4.-Jesucristo: El Amor y el Amigo

Jesucristo es la prueba y demostración suprema del Amor que Dios es y del Amor que Dios nos tiene. Es la máxima revelación de Dios como Amor-Amistad. Y la epifanía máxima del Amor, de la ternura, de la misericordia de Dios para con los hombres1.

Dios, en Jesucristo, se nos revela como Amor y como Amigo. El amor del Padre al Hijo es el principio del amor del Hijo a los hombres. Y el amor del Hijo a los hombres -sus hermanos- es principio y norma última del amor de los hombres entre sí. El amor del Hijo -o del Padre por el Hijo en el Espíritu- es la causa, el modo y la medida del amor mutuo de los cristianos2.

Jesús llama a sus discípulos amigos. Cada creyente en Jesús es, para él, un verdadero amigo. La fe es una amistad. Es confiar infinitamente en Cristo, creer en su amor personal y entregarse a él sin reservas, definitiva­mente. Jesús condensa y resume -en latido humano- todo el Amor‑Amistad de Dios para con los hombres. Es la Ternura misma de Dios hecha visible y demostrada. Por eso, creer en Jesucristo es creer que Dios nos ama. Y creer en el Amor de Dios es creer en Jesucristo.

La amistad implica confianza y comunicación. Jesús no nos llama siervos, porque el siervo no está al corrien­te de los sectores de su señor. Nos llama amigos porque nos ha abierto de par en par su Corazón y nos ha comu­nicado todos sus secretos: todo lo que ha oído y todo lo que sabe del Padre3. Y nos ha dado la prueba decisiva de su amor, muriendo por no­sotros4.

Cada uno de nosotros tiene el derecho y el deber de repetir con San Pablo: «Vivo en la fe del Hijo de Dios, que me amó y se entregó a sí mismo por mí» (Gál 2,20).

Sabernos amados por Jesucristo -con esa certidum­bre inviolable que da la fe- es la más rica y sabrosa ex­periencia que podemos vivir. Una experiencia radical, porque toca las raíces mismas de nuestra persona, nuestra misma urdimbre, que es la afectividad o capaci­dad y necesidad de amar y de ser amados. Por eso, la amistad personal con Jesús -que consiste fundamental­mente en creer en su Amor y en dejarnos amar por él- puede reestructurar desde dentro nuestra misma psicolo­gía y crear en nosotros el verdadero equilibrio, la in­tegración y la paz.
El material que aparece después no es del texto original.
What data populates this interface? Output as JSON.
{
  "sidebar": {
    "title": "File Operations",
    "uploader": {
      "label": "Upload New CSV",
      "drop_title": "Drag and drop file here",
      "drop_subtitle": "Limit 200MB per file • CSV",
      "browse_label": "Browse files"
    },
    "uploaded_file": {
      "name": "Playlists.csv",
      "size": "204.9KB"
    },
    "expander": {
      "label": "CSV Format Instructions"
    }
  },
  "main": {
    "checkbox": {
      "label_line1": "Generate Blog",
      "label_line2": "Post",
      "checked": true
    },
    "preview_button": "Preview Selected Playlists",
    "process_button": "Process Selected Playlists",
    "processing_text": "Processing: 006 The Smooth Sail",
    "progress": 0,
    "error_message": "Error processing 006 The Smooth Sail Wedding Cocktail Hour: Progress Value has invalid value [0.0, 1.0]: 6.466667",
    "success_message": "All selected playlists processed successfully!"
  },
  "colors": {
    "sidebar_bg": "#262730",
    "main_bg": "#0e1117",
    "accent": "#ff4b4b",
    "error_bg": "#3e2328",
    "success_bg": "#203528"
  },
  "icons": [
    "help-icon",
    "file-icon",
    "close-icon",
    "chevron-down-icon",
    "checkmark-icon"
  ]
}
"¿Quién nos separará del amor de Cristo?", pregunta San Pablo. Y responde lanzando un formidable reto: "En todo esto salimos vencedores gracias a Aquél que nos ha amado. Porque estoy seguro de que ni la muerte ni la vida, ni los ángeles ni los principados, ni lo presen­te ni lo futuro, ni las potestades, ni la altura ni la pro­fundidad, ni otra criatura alguna podrá separarnos del Amor de Dios manifestado en Cristo Jesús, Señor nuestro" (Rom 8,35‑39).


5.-Creer en el Amor: Dejarse amar

En última instancia, todo se reduce a creer en el Amor, a dejarse amar, consintiendo en ese Amor, hasta lograr una convicción total que embargue a la persona entera. Entonces comprende­remos, por experiencia, que dejarse amar es la mejor manera de amar y que creer in­violable­mente en el Amor personal de Jesús es la supre­ma manera de vivir en fidelidad. Porque nosotros nunca sabemos si le amamos de verdad; pero sabemos con cer­tidumbre absoluta que él nos ama. Creer que él es fiel, es para nosotros ser fieles.

La vida religiosa, por su especial radicalidad, es tam­bién una forma radical de Amistad con Jesús y entre nosotros. No nace de nuestra iniciativa, sino de la suya. No le hemos elegido nosotros a El, sino que El nos ha elegido a nosotros y ha pronunciado sobre cada uno el nombre propio de Amigo, llamándonos a seguirle y a compartir su mismo estilo de vida. «La vida religiosa es una Amistad, ha recordado Juan Pablo II, una intimi­dad de orden místico con Cristo» (31‑V‑1980). Es "una Alianza de amor esponsal" (RD 8).

Sin embargo, mu­chas veces, hemos vivido nuestra consagración en lógica de contrato jurídico, no en la lógica, cada día más exi­gente y cordial, de la Amistad‑Alianza. En esta lógica, debemos vivir nuestra vida religiosa en una real «trans­posición de acento»: Vivirnos a nosotros mismos desde Jesús. O, más bien, permitir que sea Jesús mismo quien en nosotros viva, conscientes de que Jesús no suplanta nuestra personalidad, sino que la afirma y la confirma.

Cuando podamos decir, como San Pablo: «Ya no soy yo quien vive, es Cristo quien vive en mí» (Gál 2,20), y en la medida en que lo podamos decir, sere­mos de verdad nosotros mismos, los hombres o las mu­jeres que Dios, desde siempre, ha pensado y querido. Si hemos sido predestinados a reproducir en nosotros la imagen de Jesús (cf Rom 8,29), consistimos en parecer­nos a él. Por eso, cuanto más nos parezcamos a él sere­mos más de verdad nosotros mismos.

Desde nuestra misma experiencia, comprobaremos y proclamaremos a todos los vientos la verdad de la vigorosa afirmación del Concilio:

"El que sigue a Cristo, Hombre perfecto, a sí mismo se hace más hombre" (GS 41).

Nadie ha realizado, mejor que María, esta plena y cabal identificación con Jesús. Ella fue, de hecho, "una pura capacidad de Jesús, llena de Jesús". Por eso, fue plena y cabalmente Ella misma, la Mujer -bendita entre todas- pensada y querida por Dios desde siempre. Por eso, Ella -en su Hijo y con su Hijo- es realización y profecía de la nueva humanidad.

María es también revelación y expresión 'sacramental' del Amor de Dios. En María, Dios nos ama con amor maternal. María es como un sacramento -signo sensible y eficaz- del amor que Dios nos tiene.

La relación personal y entrañable con María-Virgen, Madre, Hermana y Amiga, en amor filial, fraterno y amistoso, es la mejor escuela de Amistad personal con Jesucristo y con los demás, y maduración e integración de la afectividad.